Vale Colin Munro

By Tim Lee, ABC staffer, and Rural Press Club of Victoria member

 

Colin Munro cut a large figure. Physically he was a large man with gingery hair and a ruddy complexion that sprang from his Scottish ancestry. His vibrant personality matched his large frame and he hailed from the old school of the Australian Broadcasting Corporation, modelled on the BBC. In the years following World War II both organisations adopted a model which owed much to the military. Colin Munro thus joined the ABC as a Rural Officer, a title which automatically bestowed a cachet of respect upon the young journalist.

The Rural Officer held the most respected post in most country ABC studios. He hosted the Rural Report in the early morning. Over breakfast the farming community tuned into the latest agricultural news, trends in agriculture and crucial market reports, such as wool prices, cattle markets and river heights. One of Colin’s first postings was to Orange in New South Wales. A local married couple with whom he boarded gave him the nickname ‘Bangers and Mash,’ in homage to his healthy appetite.

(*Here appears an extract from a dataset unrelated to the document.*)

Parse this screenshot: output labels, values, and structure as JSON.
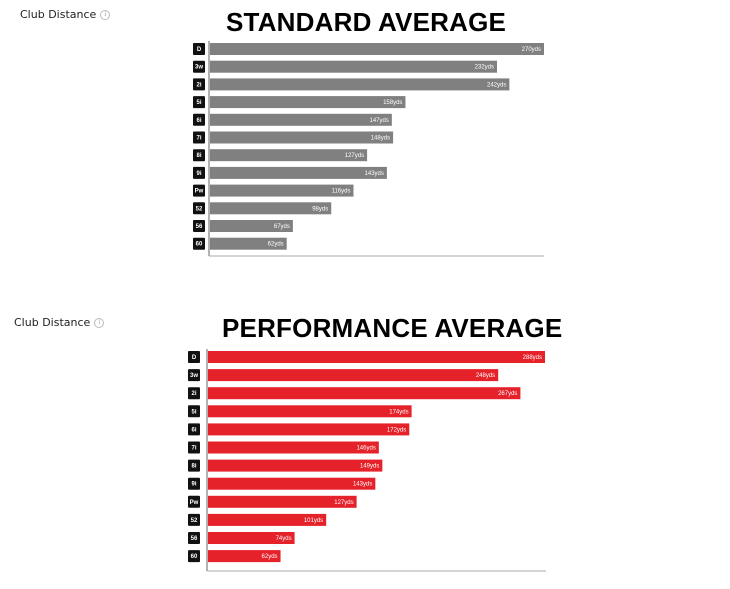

Almost thirty years later in 1993, as the recently departed head of ABC Rural Radio, Colin Munro was back in the district to help launch a new ABC studio at Dubbo.  By then he had become one of Australia’s best known broadcasters and radio personalities. In time as head of Rural Radio, he commanded respect and loyalty from a network of reporters in almost thirty locations around the country.  He had made television programs on rural stories in his earlier years and in later years hosted a live broadcast of the annual conference of the Australian Bureau of Agriculture and Resource Economics (ABARE). As one of the nation’s most respected rural commentators, it was a chance to show his extensive agricultural knowledge in his customary debonair and polished style.

He had that rare and enviable gift of the best broadcasters, an ability to make his listeners feel they were engaged in conversation with him. It was helped greatly by his prodigious memory for names and details and a genuine love of people. There wasn’t a district in Australia whose people or features were unknown to him. The depth of his knowledge was readily shown in his hosting stints of “Summer All Over”, the summer time version of the very successful “Australian All Over”.

Like the stud master with an intimate knowledge of his flock Colin Munro could always find someone who was related to someone else, whom Colin knew and could regale stories about. His stories reflected his love of the land, its people and its history. He was especially interested in the lives of the nation’s pioneers, including, notably, the late Fred Mackay of the Royal Flying Doctor Service. Fred, despite his advanced years at the time, was one of Colin’s radio regulars, and having seen firsthand the great work of the RFDS in remote Australia, that charity remained very dear to him.

Colin Munro was often the life of the party. He had a supreme ability to recite the poetry of Henry Lawson, ‘Banjo’ Paterson and, if sufficiently prompted, might perform a party piece of some complex, uproariously funny rhyme. In the mid Nineties he moved into a senior management role in radio, a job which entailed some ambassadorial duties for the ABC across the country. He laughed at my suggestion that he had by then become the ABC’s “chief show opener and baby kisser,” but there was an element of truth to it. He was a bon vivant, a drawcard at agricultural shows and a keynote or after dinner speaker at countless functions. It seems a travesty that illness in the past year robbed him of his extraordinary memory, and that a series of strokes ended his life at 70. Vale Colin.